Dün Saadet Partisi Genel Lideri Temel Karamollaoğlu, partisinin konut sahipliğinde düzenlenen “Liderler Buluşması”nın akabinde, CHP Genel Lideri Kemal Kılıçdaroğlu, UYGUN Parti Genel Lideri Meral Akşener, Demokrat Parti Genel Lideri Gültekin Uysal, DEVA Partisi Genel Lideri Ali Babacan ve Gelecek Partisi Genel Lideri Ahmet Davutoğlu ile birlikte Saadet Partisi Genel Merkezi önünde açıklama yaptı. Millet İttifakı’nın cumhurbaşkanı adayı olarak Kemal Kılıçdaroğlu’nun ismi duyuruldu.
“GEÇİŞ SÜRECİNİN TAMAMLANMASIYLA BİRLİKTE PARTİ ÜYELİĞİ SONA ERER”
Açıklanan karar sonrasında siyaset sahnesi hareketlenirken, Kılıçdaroğlu’nun cumhurbaşkanı seçilmesi durumunda CHP Genel Başkanlığı vazifesini bırakıp bırakmayacağı merak konusu oldu.

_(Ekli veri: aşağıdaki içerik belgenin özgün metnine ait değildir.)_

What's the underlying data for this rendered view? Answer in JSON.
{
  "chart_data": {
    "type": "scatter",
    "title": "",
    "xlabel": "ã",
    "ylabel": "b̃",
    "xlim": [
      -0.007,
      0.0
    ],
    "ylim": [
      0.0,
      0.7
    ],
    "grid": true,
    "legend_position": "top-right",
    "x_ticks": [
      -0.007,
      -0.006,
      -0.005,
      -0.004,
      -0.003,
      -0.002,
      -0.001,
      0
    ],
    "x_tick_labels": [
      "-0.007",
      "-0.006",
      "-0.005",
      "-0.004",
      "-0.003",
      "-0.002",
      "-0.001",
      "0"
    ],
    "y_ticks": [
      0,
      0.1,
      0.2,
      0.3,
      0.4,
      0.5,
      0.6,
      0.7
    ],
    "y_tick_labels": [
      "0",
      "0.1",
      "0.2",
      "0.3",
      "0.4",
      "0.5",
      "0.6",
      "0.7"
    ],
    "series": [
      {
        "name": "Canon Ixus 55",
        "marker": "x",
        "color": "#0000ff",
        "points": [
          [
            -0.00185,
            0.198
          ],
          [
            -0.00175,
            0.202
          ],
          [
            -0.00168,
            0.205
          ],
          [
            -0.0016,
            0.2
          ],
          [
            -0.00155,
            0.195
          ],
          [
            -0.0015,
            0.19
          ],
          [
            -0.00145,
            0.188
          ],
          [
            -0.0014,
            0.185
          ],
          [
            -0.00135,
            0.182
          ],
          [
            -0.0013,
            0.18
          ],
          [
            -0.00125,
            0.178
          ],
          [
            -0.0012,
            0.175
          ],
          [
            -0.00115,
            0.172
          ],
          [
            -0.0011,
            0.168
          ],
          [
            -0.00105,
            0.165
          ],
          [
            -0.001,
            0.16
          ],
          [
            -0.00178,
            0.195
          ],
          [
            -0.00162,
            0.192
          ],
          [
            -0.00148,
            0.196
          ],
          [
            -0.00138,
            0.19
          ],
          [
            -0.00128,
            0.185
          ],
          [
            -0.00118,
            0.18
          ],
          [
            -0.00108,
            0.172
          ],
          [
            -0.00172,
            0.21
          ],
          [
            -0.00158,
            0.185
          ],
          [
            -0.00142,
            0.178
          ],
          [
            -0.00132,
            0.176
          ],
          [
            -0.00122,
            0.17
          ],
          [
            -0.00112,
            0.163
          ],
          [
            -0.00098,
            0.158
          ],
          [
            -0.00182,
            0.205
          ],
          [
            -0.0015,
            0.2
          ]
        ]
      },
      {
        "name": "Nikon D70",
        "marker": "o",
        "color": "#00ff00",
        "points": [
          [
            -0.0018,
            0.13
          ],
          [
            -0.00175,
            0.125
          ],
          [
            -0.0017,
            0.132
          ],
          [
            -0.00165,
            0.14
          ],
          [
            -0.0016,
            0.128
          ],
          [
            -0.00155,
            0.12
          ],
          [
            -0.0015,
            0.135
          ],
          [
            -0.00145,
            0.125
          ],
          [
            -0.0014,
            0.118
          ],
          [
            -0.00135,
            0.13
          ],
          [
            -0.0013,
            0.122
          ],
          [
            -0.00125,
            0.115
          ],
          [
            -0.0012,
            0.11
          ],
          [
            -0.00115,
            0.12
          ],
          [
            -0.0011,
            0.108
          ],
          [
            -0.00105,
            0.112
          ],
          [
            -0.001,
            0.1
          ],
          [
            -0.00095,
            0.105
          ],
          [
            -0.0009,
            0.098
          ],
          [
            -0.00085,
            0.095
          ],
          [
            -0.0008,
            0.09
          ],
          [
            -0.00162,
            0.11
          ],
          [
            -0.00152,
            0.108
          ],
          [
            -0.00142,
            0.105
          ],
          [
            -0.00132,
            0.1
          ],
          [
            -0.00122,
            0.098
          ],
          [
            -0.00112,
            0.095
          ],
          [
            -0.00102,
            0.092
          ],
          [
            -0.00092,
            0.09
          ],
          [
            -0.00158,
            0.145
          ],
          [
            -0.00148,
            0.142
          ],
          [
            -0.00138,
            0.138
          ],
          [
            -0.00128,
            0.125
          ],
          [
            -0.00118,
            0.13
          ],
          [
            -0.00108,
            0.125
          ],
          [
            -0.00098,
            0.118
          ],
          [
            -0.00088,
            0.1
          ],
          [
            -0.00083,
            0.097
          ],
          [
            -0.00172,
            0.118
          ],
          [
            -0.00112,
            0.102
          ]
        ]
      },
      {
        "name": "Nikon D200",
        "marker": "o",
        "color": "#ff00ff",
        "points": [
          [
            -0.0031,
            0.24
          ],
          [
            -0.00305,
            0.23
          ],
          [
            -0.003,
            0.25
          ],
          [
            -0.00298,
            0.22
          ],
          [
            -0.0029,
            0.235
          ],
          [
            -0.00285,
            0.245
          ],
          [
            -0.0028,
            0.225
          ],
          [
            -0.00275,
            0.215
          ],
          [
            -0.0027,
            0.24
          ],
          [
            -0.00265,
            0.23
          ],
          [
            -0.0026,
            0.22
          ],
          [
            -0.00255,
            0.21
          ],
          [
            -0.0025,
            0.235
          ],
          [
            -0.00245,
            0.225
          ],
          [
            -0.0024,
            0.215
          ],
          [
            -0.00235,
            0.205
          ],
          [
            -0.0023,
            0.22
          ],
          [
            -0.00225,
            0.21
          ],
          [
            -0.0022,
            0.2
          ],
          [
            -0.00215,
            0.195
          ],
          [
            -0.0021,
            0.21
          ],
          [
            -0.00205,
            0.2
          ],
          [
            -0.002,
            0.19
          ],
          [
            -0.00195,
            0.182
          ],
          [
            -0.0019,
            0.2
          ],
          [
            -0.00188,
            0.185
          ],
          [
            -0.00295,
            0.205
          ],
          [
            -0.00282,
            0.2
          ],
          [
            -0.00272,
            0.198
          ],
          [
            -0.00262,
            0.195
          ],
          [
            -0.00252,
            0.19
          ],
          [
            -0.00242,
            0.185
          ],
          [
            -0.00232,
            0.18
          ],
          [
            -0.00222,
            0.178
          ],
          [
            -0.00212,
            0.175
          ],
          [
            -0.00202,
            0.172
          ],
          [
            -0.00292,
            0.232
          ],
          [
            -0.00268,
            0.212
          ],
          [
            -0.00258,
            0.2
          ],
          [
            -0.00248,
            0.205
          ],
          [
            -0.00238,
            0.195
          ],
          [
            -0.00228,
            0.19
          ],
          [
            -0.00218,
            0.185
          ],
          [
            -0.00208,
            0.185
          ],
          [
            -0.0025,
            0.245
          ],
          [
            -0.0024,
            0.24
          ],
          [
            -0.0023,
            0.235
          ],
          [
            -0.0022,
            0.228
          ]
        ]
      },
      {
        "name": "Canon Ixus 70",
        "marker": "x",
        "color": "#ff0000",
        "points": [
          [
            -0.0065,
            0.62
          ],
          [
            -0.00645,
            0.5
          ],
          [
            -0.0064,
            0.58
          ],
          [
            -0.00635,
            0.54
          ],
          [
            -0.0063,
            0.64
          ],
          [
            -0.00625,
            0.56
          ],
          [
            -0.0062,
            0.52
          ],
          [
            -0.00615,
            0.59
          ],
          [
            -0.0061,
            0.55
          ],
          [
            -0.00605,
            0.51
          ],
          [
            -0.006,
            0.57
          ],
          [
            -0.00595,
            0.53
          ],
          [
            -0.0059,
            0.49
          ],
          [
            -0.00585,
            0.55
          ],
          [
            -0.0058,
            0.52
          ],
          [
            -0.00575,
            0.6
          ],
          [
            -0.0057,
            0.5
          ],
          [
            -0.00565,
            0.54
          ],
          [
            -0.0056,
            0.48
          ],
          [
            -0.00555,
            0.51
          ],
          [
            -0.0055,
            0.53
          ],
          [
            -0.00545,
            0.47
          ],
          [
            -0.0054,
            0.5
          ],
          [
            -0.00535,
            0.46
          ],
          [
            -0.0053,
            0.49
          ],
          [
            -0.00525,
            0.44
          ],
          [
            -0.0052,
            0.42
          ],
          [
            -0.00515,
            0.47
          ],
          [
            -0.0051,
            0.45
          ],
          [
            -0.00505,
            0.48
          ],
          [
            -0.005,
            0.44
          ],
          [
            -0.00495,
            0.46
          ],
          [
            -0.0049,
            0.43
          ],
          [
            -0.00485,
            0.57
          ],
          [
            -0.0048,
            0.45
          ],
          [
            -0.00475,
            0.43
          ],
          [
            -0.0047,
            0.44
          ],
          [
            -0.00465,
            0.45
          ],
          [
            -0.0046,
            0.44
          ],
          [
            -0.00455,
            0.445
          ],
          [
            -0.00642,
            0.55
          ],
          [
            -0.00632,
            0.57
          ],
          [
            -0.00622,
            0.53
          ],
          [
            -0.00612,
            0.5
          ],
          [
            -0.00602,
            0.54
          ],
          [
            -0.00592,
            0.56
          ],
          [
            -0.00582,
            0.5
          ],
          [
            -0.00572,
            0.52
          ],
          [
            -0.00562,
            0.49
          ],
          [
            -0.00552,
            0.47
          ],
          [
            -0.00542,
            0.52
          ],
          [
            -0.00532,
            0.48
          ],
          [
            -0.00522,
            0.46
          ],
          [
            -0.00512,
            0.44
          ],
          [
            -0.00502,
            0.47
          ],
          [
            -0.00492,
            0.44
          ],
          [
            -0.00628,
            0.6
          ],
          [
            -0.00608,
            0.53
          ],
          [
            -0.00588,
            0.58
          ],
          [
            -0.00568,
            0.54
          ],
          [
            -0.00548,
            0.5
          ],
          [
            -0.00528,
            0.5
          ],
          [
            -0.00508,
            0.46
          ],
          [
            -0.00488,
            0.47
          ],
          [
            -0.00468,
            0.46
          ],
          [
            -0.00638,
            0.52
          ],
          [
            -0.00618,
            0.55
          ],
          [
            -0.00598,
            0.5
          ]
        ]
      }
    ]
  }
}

Bu soruya yanıt ise 6 önderin imzaladığı ortak mutabakat metnindeki bir unsurda yer aldı. 10. unsurda şu tabirler yer aldı: “Güçlendirilmiş parlamenter sisteme geçiş sürecinin tamamlanmasıyla birlikte, mevcut Cumhurbaşkanının – var ise – siyasi parti üyeliği sona erecektir.”
Böylece Kılıçdaroğlu’nun seçilmesi durumunda parti rozetini çıkarmayacağı, bunun için güçlendirilmiş parlamenter sisteme geçiş sürecinin tamamlanması gerektiği belirtilmiş oldu.
“PARTİLİ CUMHURBAŞKANINI HAKİKAT BULMUYORUZ” DEMİŞTİ
Ancak bu noktada Kılıçdaroğlu’nun ve ittifak yaptığı öteki önderlerin, partili cumhurbaşkanlığına yönelik tenkitleriyle çeliştiği gündeme geliyor. CHP başkanı daha evvel yaptığı açıklamalarda; “İnşallah yeni cumhurbaşkanınız partili olmayacak, daha üstte olacak. Anayasaya nazaran yemin edecek, kazandıktan sonra partisinden ayrılacak ve yeminli partisiz bir cumhurbaşkanı olarak misyon yapacak. Partili birisinin cumhurbaşkanı olmasını hakikat bulmuyoruz.” demişti.